Availability of a complementary correlate of protection in addition to serology may be invaluable for two groups, (1) HCW and other professionals with vulnerability factors that need to be reassured of being immunized against SARS-CoV-2 before reassuming tasks that have a risk of accidental re-exposure, and (2) for immunosuppressed patients that fail to make a measurable antibody response. IGRA spike peptides test may constitute a very valuable tool in this context as it can be applied to a large number of samples producing results in 24 h and with promising sensitivity and specificity.

Authors’ contribution

All authors have accepted responsibility for the entire content of this manuscript and approved its submission.

V.S.M. I.A.M. and C.F.N. participated in performing the research and data analysis.

R.P.B., V.C., A.A.P., M.H.G. and T.M.S participate in critical review of the manuscript.

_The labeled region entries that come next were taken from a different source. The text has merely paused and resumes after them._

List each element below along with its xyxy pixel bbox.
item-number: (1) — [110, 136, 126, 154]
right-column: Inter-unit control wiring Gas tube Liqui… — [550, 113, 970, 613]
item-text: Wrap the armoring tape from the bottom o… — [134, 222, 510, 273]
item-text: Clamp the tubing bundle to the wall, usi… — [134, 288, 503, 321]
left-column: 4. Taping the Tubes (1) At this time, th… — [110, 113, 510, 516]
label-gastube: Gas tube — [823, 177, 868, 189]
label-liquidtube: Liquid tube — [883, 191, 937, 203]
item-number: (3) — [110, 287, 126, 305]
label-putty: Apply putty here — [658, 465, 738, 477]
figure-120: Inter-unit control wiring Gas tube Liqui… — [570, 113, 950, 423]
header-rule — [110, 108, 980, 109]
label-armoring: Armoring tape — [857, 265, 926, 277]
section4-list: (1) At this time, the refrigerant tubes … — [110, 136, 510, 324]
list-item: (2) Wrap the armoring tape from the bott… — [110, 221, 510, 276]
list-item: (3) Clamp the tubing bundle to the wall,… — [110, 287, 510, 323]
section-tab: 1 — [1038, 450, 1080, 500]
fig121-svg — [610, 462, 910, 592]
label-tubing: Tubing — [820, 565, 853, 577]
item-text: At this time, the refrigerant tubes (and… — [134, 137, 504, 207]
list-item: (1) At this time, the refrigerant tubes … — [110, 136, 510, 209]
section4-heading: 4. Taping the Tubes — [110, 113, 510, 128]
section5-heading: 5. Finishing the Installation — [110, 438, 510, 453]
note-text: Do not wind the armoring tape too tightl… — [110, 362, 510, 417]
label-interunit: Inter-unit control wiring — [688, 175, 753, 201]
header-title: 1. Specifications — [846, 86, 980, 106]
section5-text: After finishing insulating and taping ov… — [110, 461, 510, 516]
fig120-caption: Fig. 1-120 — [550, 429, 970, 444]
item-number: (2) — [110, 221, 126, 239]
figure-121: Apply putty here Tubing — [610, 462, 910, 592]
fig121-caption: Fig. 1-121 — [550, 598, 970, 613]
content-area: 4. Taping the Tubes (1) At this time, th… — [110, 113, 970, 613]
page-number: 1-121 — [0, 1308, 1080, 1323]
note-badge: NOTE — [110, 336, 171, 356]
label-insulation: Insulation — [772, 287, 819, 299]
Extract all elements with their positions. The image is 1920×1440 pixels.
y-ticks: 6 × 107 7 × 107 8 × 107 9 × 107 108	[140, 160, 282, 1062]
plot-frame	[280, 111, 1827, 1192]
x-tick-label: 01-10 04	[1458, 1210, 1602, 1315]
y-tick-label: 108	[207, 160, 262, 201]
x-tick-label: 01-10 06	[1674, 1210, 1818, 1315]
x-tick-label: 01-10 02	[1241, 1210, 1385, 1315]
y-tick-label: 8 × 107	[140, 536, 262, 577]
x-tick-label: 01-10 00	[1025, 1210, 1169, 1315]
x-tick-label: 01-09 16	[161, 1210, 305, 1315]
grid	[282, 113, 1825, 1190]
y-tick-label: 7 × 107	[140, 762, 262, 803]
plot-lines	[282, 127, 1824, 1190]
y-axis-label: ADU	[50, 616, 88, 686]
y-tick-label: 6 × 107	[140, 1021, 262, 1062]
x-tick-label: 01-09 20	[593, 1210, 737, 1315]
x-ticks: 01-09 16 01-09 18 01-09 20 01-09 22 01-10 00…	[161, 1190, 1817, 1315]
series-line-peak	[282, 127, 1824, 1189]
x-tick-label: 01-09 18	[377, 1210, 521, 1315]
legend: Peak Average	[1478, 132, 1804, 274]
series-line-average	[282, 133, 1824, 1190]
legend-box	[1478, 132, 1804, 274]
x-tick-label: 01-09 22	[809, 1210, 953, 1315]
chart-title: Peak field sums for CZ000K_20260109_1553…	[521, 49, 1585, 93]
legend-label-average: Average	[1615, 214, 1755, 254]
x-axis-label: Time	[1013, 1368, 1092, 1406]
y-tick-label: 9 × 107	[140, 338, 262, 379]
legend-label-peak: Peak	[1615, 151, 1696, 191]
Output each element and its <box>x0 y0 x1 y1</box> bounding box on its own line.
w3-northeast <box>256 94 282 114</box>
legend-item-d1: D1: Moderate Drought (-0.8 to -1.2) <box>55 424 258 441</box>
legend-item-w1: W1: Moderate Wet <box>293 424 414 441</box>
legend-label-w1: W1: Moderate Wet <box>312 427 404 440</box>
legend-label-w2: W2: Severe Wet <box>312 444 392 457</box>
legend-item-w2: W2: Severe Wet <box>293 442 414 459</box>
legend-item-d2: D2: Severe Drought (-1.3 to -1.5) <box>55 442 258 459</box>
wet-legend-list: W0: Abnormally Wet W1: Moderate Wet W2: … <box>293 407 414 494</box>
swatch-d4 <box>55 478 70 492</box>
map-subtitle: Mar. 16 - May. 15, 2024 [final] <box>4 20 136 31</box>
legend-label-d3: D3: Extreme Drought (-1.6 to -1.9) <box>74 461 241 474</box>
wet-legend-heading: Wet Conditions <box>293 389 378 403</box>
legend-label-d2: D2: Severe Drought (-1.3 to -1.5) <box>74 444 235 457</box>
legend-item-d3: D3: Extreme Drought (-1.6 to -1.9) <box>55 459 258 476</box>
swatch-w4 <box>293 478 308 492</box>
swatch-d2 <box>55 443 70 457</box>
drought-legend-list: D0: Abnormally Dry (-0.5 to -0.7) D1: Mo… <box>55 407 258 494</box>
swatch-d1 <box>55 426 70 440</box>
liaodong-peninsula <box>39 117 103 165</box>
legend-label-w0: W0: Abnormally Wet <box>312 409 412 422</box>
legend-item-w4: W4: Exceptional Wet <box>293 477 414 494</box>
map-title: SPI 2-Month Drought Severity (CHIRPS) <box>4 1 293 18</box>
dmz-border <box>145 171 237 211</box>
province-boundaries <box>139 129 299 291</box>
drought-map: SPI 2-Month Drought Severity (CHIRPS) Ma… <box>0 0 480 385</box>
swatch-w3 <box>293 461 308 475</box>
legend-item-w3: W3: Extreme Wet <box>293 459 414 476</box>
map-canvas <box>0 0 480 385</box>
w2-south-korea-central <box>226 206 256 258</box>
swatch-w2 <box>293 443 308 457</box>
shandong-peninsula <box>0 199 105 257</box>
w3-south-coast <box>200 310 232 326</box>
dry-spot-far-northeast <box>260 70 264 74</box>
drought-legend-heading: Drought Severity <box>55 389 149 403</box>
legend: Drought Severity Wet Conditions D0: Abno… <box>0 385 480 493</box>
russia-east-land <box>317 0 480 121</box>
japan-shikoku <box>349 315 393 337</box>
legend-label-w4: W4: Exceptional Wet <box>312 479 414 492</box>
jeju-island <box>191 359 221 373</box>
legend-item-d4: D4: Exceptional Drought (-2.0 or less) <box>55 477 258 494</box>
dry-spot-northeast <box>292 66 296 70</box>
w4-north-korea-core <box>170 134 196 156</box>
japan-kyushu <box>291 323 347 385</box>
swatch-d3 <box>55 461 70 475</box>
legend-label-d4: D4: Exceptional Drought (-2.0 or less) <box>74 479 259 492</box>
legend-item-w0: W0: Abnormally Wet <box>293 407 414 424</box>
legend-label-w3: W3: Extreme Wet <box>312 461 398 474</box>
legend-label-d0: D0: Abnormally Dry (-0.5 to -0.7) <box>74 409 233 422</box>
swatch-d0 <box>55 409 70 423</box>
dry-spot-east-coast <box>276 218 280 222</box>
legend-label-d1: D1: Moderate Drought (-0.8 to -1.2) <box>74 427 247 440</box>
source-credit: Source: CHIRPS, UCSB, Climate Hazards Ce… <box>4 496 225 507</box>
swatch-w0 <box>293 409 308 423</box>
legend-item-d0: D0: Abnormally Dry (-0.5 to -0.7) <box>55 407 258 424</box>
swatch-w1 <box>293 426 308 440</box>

M.M.G. J.E.E. and M.L.H. participated in conducting the study, writing and reviewing the manuscript.

Conflict of interest

The authors declare that they have no conflict of interest.

Acknowledgements

The authors want to express their gratitude to participants of the study and laboratory technicians from Microbiology and Immunology for technical assistance. We thank Qiagen and Diasorin® for commercial kits donation, these companies do not participate in the experimental plan, data analysis nor in writing this manuscript. English writing support was provided by Fidelma Greaves.

This study was funded in part by Instituto de Salud Carlos III, grant COV20/00416 co-financed by the European Regional Development Fund (ERDF).